Where are my overalls?

Written by Whitney Smith

Ok, so I suppose I don’t really need my overalls, but I have been doing a lot of farming lately, and overalls and farming just seem to go together for this Alabama girl.

Back in January, my teammate Adhanom and I got to work planting a garden. He had heard about a technique called Farming God’s Way (FGW), and had been sharing the concepts with me, so we decided to give it a try. It is an approach to farming similar to no-till farming, but it is based on Biblical principles of stewardship. We are to make the most of what we’ve been given and waste as little as possible.

Here we are post-planting in our peanut plot – not a very large area,
but enough for a demonstration garden.

You only dig where the seeds will be sown, so you don’t have to turn an entire field. This helps reduce soil erosion. Also, you mulch very heavily, which can help reduce soil exposure to sun, maintain moisture in the soil, and reduce the amount of weeds. So, there is less work, the plants give a higher yield and it requires less water.

Soaking the GroundBut even with all these benefits, we didn’t exactly pick the easiest time of year to plant a garden in South Sudan.

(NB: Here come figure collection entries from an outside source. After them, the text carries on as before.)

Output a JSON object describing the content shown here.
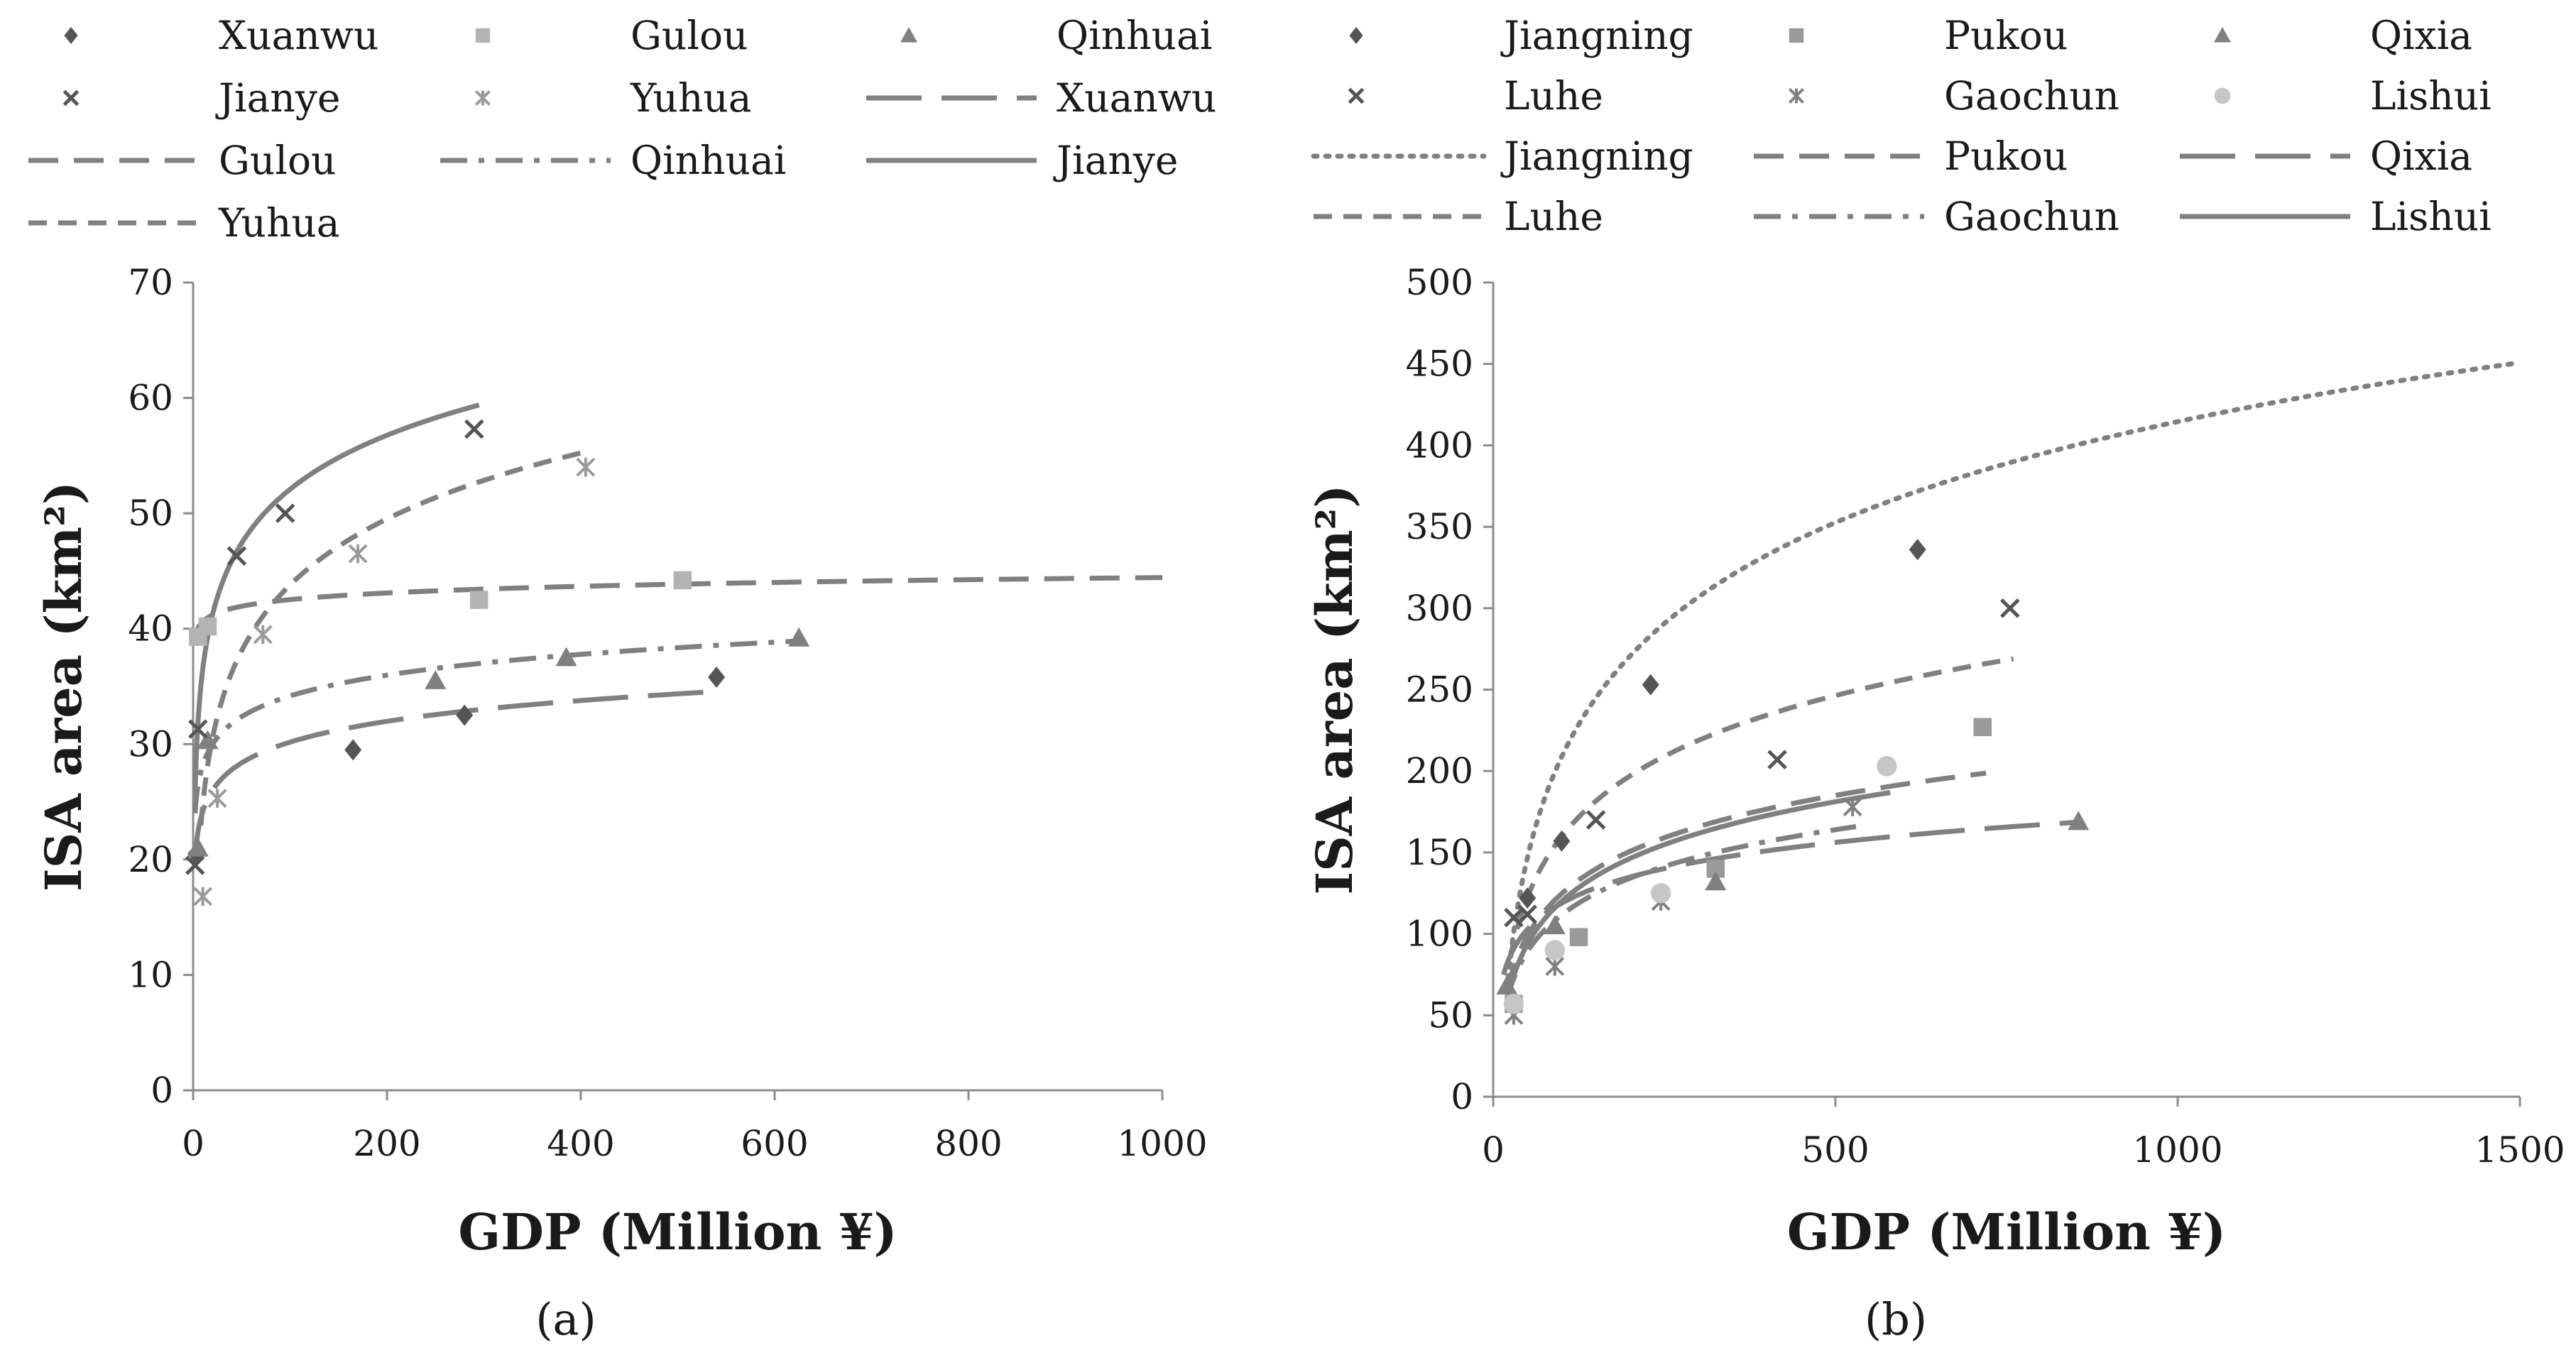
{
  "chart_data": [
    {
      "type": "scatter",
      "panel_label": "(a)",
      "xlabel": "GDP (Million ¥)",
      "ylabel": "ISA area (km²)",
      "xlim": [
        0,
        1000
      ],
      "ylim": [
        0,
        70
      ],
      "xticks": [
        0,
        200,
        400,
        600,
        800,
        1000
      ],
      "yticks": [
        0,
        10,
        20,
        30,
        40,
        50,
        60,
        70
      ],
      "grid": false,
      "legend_position": "top",
      "legend": [
        {
          "label": "Xuanwu",
          "kind": "marker",
          "series": 0
        },
        {
          "label": "Gulou",
          "kind": "marker",
          "series": 1
        },
        {
          "label": "Qinhuai",
          "kind": "marker",
          "series": 2
        },
        {
          "label": "Jianye",
          "kind": "marker",
          "series": 3
        },
        {
          "label": "Yuhua",
          "kind": "marker",
          "series": 4
        },
        {
          "label": "Xuanwu",
          "kind": "line",
          "series": 0
        },
        {
          "label": "Gulou",
          "kind": "line",
          "series": 1
        },
        {
          "label": "Qinhuai",
          "kind": "line",
          "series": 2
        },
        {
          "label": "Jianye",
          "kind": "line",
          "series": 3
        },
        {
          "label": "Yuhua",
          "kind": "line",
          "series": 4
        }
      ],
      "series": [
        {
          "name": "Xuanwu",
          "marker": "diamond",
          "color": "#555555",
          "line": "longdash",
          "points": [
            [
              3,
              20.5
            ],
            [
              165,
              29.5
            ],
            [
              280,
              32.5
            ],
            [
              540,
              35.8
            ]
          ],
          "trend": {
            "type": "log",
            "a": 18.2,
            "b": 2.6,
            "x_range": [
              2,
              545
            ]
          }
        },
        {
          "name": "Gulou",
          "marker": "square",
          "color": "#b3b3b3",
          "line": "dash",
          "points": [
            [
              5,
              39.3
            ],
            [
              15,
              40.2
            ],
            [
              295,
              42.5
            ],
            [
              505,
              44.2
            ]
          ],
          "trend": {
            "type": "log",
            "a": 38.7,
            "b": 0.83,
            "x_range": [
              2,
              1000
            ]
          }
        },
        {
          "name": "Qinhuai",
          "marker": "triangle",
          "color": "#808080",
          "line": "dashdot",
          "points": [
            [
              5,
              21
            ],
            [
              15,
              30.3
            ],
            [
              250,
              35.5
            ],
            [
              385,
              37.5
            ],
            [
              625,
              39.2
            ]
          ],
          "trend": {
            "type": "log",
            "a": 22.2,
            "b": 2.6,
            "x_range": [
              2,
              630
            ]
          }
        },
        {
          "name": "Jianye",
          "marker": "x",
          "color": "#555555",
          "line": "solid",
          "points": [
            [
              2,
              19.5
            ],
            [
              5,
              31.3
            ],
            [
              45,
              46.3
            ],
            [
              95,
              50
            ],
            [
              290,
              57.3
            ]
          ],
          "trend": {
            "type": "log",
            "a": 21,
            "b": 6.75,
            "x_range": [
              2,
              295
            ]
          }
        },
        {
          "name": "Yuhua",
          "marker": "asterisk",
          "color": "#9a9a9a",
          "line": "shortdash",
          "points": [
            [
              10,
              16.8
            ],
            [
              25,
              25.3
            ],
            [
              72,
              39.5
            ],
            [
              170,
              46.5
            ],
            [
              405,
              54
            ]
          ],
          "trend": {
            "type": "log",
            "a": 5.8,
            "b": 8.25,
            "x_range": [
              8,
              410
            ]
          }
        }
      ]
    },
    {
      "type": "scatter",
      "panel_label": "(b)",
      "xlabel": "GDP (Million ¥)",
      "ylabel": "ISA area (km²)",
      "xlim": [
        0,
        1500
      ],
      "ylim": [
        0,
        500
      ],
      "xticks": [
        0,
        500,
        1000,
        1500
      ],
      "yticks": [
        0,
        50,
        100,
        150,
        200,
        250,
        300,
        350,
        400,
        450,
        500
      ],
      "grid": false,
      "legend_position": "top",
      "legend": [
        {
          "label": "Jiangning",
          "kind": "marker",
          "series": 0
        },
        {
          "label": "Pukou",
          "kind": "marker",
          "series": 1
        },
        {
          "label": "Qixia",
          "kind": "marker",
          "series": 2
        },
        {
          "label": "Luhe",
          "kind": "marker",
          "series": 3
        },
        {
          "label": "Gaochun",
          "kind": "marker",
          "series": 4
        },
        {
          "label": "Lishui",
          "kind": "marker",
          "series": 5
        },
        {
          "label": "Jiangning",
          "kind": "line",
          "series": 0
        },
        {
          "label": "Pukou",
          "kind": "line",
          "series": 1
        },
        {
          "label": "Qixia",
          "kind": "line",
          "series": 2
        },
        {
          "label": "Luhe",
          "kind": "line",
          "series": 3
        },
        {
          "label": "Gaochun",
          "kind": "line",
          "series": 4
        },
        {
          "label": "Lishui",
          "kind": "line",
          "series": 5
        }
      ],
      "series": [
        {
          "name": "Jiangning",
          "marker": "diamond",
          "color": "#555555",
          "line": "dotted",
          "points": [
            [
              50,
              122
            ],
            [
              100,
              157
            ],
            [
              230,
              253
            ],
            [
              620,
              336
            ]
          ],
          "trend": {
            "type": "log",
            "a": -203,
            "b": 89.4,
            "x_range": [
              20,
              1500
            ]
          }
        },
        {
          "name": "Pukou",
          "marker": "square",
          "color": "#9a9a9a",
          "line": "dash",
          "points": [
            [
              30,
              57
            ],
            [
              125,
              98
            ],
            [
              325,
              140
            ],
            [
              715,
              227
            ]
          ],
          "trend": {
            "type": "log",
            "a": -48,
            "b": 37.5,
            "x_range": [
              20,
              720
            ]
          }
        },
        {
          "name": "Qixia",
          "marker": "triangle",
          "color": "#808080",
          "line": "longdash",
          "points": [
            [
              20,
              68
            ],
            [
              90,
              105
            ],
            [
              325,
              132
            ],
            [
              855,
              169
            ]
          ],
          "trend": {
            "type": "log",
            "a": 12,
            "b": 23.2,
            "x_range": [
              15,
              860
            ]
          }
        },
        {
          "name": "Luhe",
          "marker": "x",
          "color": "#555555",
          "line": "shortdash",
          "points": [
            [
              30,
              110
            ],
            [
              50,
              112
            ],
            [
              150,
              170
            ],
            [
              415,
              207
            ],
            [
              755,
              300
            ]
          ],
          "trend": {
            "type": "log",
            "a": -88,
            "b": 53.8,
            "x_range": [
              25,
              760
            ]
          }
        },
        {
          "name": "Gaochun",
          "marker": "asterisk",
          "color": "#808080",
          "line": "dashdot",
          "points": [
            [
              30,
              50
            ],
            [
              90,
              80
            ],
            [
              245,
              120
            ],
            [
              525,
              178
            ]
          ],
          "trend": {
            "type": "log",
            "a": -38,
            "b": 32.5,
            "x_range": [
              20,
              530
            ]
          }
        },
        {
          "name": "Lishui",
          "marker": "circle",
          "color": "#c6c6c6",
          "line": "solid",
          "points": [
            [
              30,
              57
            ],
            [
              90,
              90
            ],
            [
              245,
              125
            ],
            [
              575,
              203
            ]
          ],
          "trend": {
            "type": "log",
            "a": -55,
            "b": 38,
            "x_range": [
              20,
              580
            ]
          }
        }
      ]
    }
  ]
}
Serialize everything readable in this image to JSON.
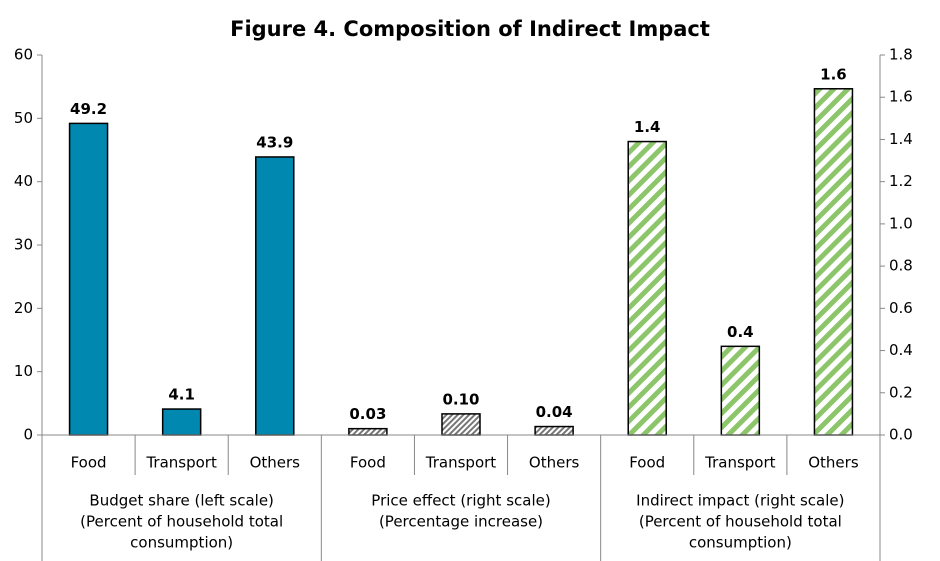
{
  "chart_data": {
    "type": "grouped_bar",
    "title": "Figure 4. Composition of Indirect Impact",
    "ylim": [
      0,
      60
    ],
    "yticks": [
      0,
      10,
      20,
      30,
      40,
      50,
      60
    ],
    "y2lim": [
      0,
      1.8
    ],
    "y2ticks": [
      {
        "value": 0,
        "label": "0.0"
      },
      0.2,
      0.4,
      0.6,
      0.8,
      {
        "value": 1,
        "label": "1.0"
      },
      1.2,
      1.4,
      1.6,
      1.8
    ],
    "groups": [
      {
        "label_lines": [
          "Budget share (left scale)",
          "(Percent of household total",
          "consumption)"
        ],
        "categories": [
          "Food",
          "Transport",
          "Others"
        ],
        "values": [
          49.2,
          4.1,
          43.9
        ],
        "axis": "y",
        "color": "#0088b0",
        "pattern": "solid"
      },
      {
        "label_lines": [
          "Price effect (right scale)",
          "(Percentage increase)"
        ],
        "categories": [
          "Food",
          "Transport",
          "Others"
        ],
        "values": [
          0.03,
          0.1,
          0.04
        ],
        "value_labels": [
          "0.03",
          "0.10",
          "0.04"
        ],
        "axis": "y2",
        "color": "#777777",
        "pattern": "hatch"
      },
      {
        "label_lines": [
          "Indirect impact (right scale)",
          "(Percent of household total",
          "consumption)"
        ],
        "categories": [
          "Food",
          "Transport",
          "Others"
        ],
        "values": [
          1.39,
          0.42,
          1.64
        ],
        "value_labels": [
          "1.4",
          "0.4",
          "1.6"
        ],
        "axis": "y2",
        "color": "#8cc56a",
        "pattern": "stripes"
      }
    ]
  }
}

January was right in the middle of the DRY SEASON! The ground was so hard we just had to start by digging small holes and filling them with water to soften up the ground to be leveled. It was definitely hard and hot work in the midday sun.

But this garden has a special purpose, so we had to get it planted within the few available days we had. We hope during our TOT 4 with our CHE trainers, which is taking place March 11 – 15, to use this garden for teaching the Farming God’s Way techniques. That way, after the training, the trainers will have time to prepare their gardens before the rains come in April. This garden will be a demonstration garden, showing the difference between FGW and the conventional methods of farming in the area.

Leveling the Ground
Leveling the ground (ok, so you’re probably thinking, this doesn’t look like no-till farming, but after the first year when you establish the slope of the ground,
you don’t turn up all of the soil as I’m doing here).

After the ground was leveled, and we measured out the plots, we dug the holes/furrows, and put some manure, which we got for free from a local cattle camp down the road!

Digging the Furrows
Adhanom digging the furrows for peanuts
Spreading the Manure
Here we laid out manure in our sorghum plot

We planted the seeds and laid the mulch. We have in our garden now sorghum (the staple grain around here), corn, peanuts, green peas, tomatoes, collards, onions, and chili peppers! Oh and watermelons! Mmm, I can’t wait for those watermelons.

Gathering Mulch
Before we started any digging, we gathered lots of mulch to cover our Farming God’s Way plots. It’s amazing the difference it makes!

Now, just over a month later, our plants are doing well…mostly. Many of our corn seeds did not sprout. Perhaps they had been too exposed to the sun prior to planting. Our FGW plots started out a little slow compared to the conventional ones because of the mulching, but now I’m slowly starting to see a difference between the two, which is exciting.

Ground Nuts - 3 Weeks Later
Here, three weeks after planting, I’m standing in our Farming God’s Way peanut plot (don’t mind the weeds), while Andrea, my colleague and one of our CHE trainers, is standing in our conventional peanut plot. He helped us know the way people plant locally.

March is looking very busy. Would you be praying for all the ministry endeavors happening?

Upcoming Schedule:

  • March 6-8 Simply The Story Training in Tonj with pastors and church leaders from the surrounding areas. Pray that this method will be clearly communicated and can become a powerful way to share the word of God.
  • March 11-15 CHE TOT 4 this is the fourth and final training for our Training Teams from Tonj and Akot areas. Their communities now have committees and are moving forward in their committee training. Pray that this training will meet the needs of the trainers as they move forward with their CHE programs, giving them more technical information and resources.
  • Mondays and Thursdays I lead CHE lessons with the Community Health Workers in the IDAT clinic. The clinic has made some recent shifts and the focus now is primarily pregnant and nursing mothers and children 5 years of age and under. The Community Health Workers go on home visitation in the community with Kenyan Midwives/Nurses Annie and Sham, and share what they are learning with people in the community. Pray for the staff as they make their visits in the afternoon, which is the hottest part of the day. Pray also for the families they visit to be transformed through the holistic teaching they are receiving.
  • We hope to begin CHE TOT1with a new group of CHE trainers in May in the Tonj area. Pray for God’s guidance as we seek to make awareness/preparations and trainer selections
    April 5th Fly back to Kenya for Field meetings and retreat!